Making the Charity a Beneficiary of your Life Insurance Policy
You may wish to make the charity the beneficiary (or a contingent beneficiary)
of a life insurance policy as a way to make a sizeable future gift. You retain
lifetime ownership of the policy, keeping the right to cash it in, borrow against
it, and change the beneficiary. A gift of this nature is treated much like a bequest
made through your will. Because you retain the ownership of your asset (the policy),
you will not receive an income tax charitable deduction for this future gift or
for your premium payments during your lifetime. The
policy's proceeds will be included in your gross estate, and your estate can take
an estate tax charitable deduction. Making a Gift of Your Policy
You may wish to transfer ownership of a policy to the charity, or purchase
a new policy with the charity as owner and beneficiary. If you make a charity
the owner and beneficiary of a policy, you are entitled to certain tax advantages. Example:
Since their children had grown up and begun lives on their own, the Walkers
decided to review their finances. They realized that some of the insurance they
carried while the children were dependent on them was now not really needed. They
decided to donate a fully paid-up policy to charity. Their
financial advisor told them that as the policy is paid-up, they are entitled to
a charitable deduction equal to the lessor of the premiums they paid over the
life of the policy or the cost of a comparable replacement policy if purchased
today. The Walker children were very supportive of the idea. In fact, one of
their children purchased a small whole life policy and designated the charity
as the owner and irrevocable beneficiary. As a result, the annual premiums that
are paid are a charitable deduction. Wealth Replacement Using Life Insurance
A donor may make a current gift to charity and receive a charitable tax deduction.

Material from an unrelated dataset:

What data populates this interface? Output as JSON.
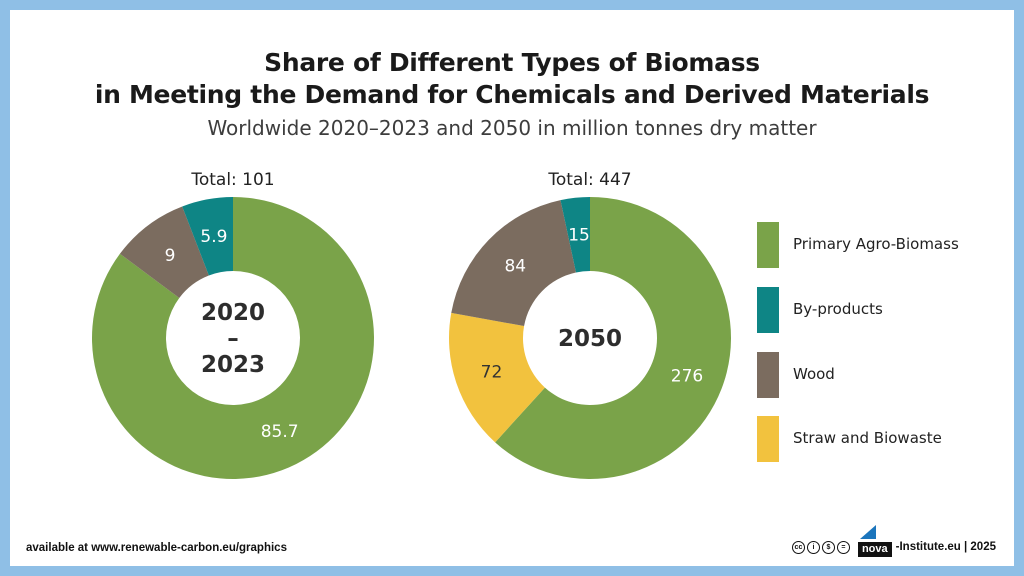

At the same time, the donor may purchase life insurance to replace the donated
amount or perhaps, the amount after estate tax that the beneficiaries would have
received. Depending on the circumstances, the charitable tax savings and any life
income resulting from the gift may defray the cost of the wealth replacement insurance
premiums. Example:
John Abbott, age 67, wants to make a gift that will ultimately be used
to purchase equipment for a charity he has supported for years, but he is also
concerned for his children and their futures. He creates a 6 percent Charitable
Remainder Unitrust for $100,000, which yields a tax savings to him of $13,307.
He then purchases a $100,000 whole life insurance policy that will maintain his
children's inheritance. His annual premium payments are $4,500, which he pays
for the first three years from his tax savings and subsequently with the increased
income from his trust. Creating a Life Insurance Trust You may
want to set up an Irrevocable Life Insurance Trust (ILIT). An ILIT removes the
life insurance from your estate to help reduce estate tax while providing other
benefits. For example, upon one's death, the proceeds of the life insurance policy
may remain in the trust to provide income for the surviving spouse, but stays
outside of the spouse's estate for estate tax purposes. Or, the trust could be
used to distribute proceeds to children of a previous marriage. Although ILITs
can be expensive and more complicated than owning life insurance directly, they
may be an attractive option in certain situations. As with all
matters concerning estate planning, please consult your estate and tax specialists.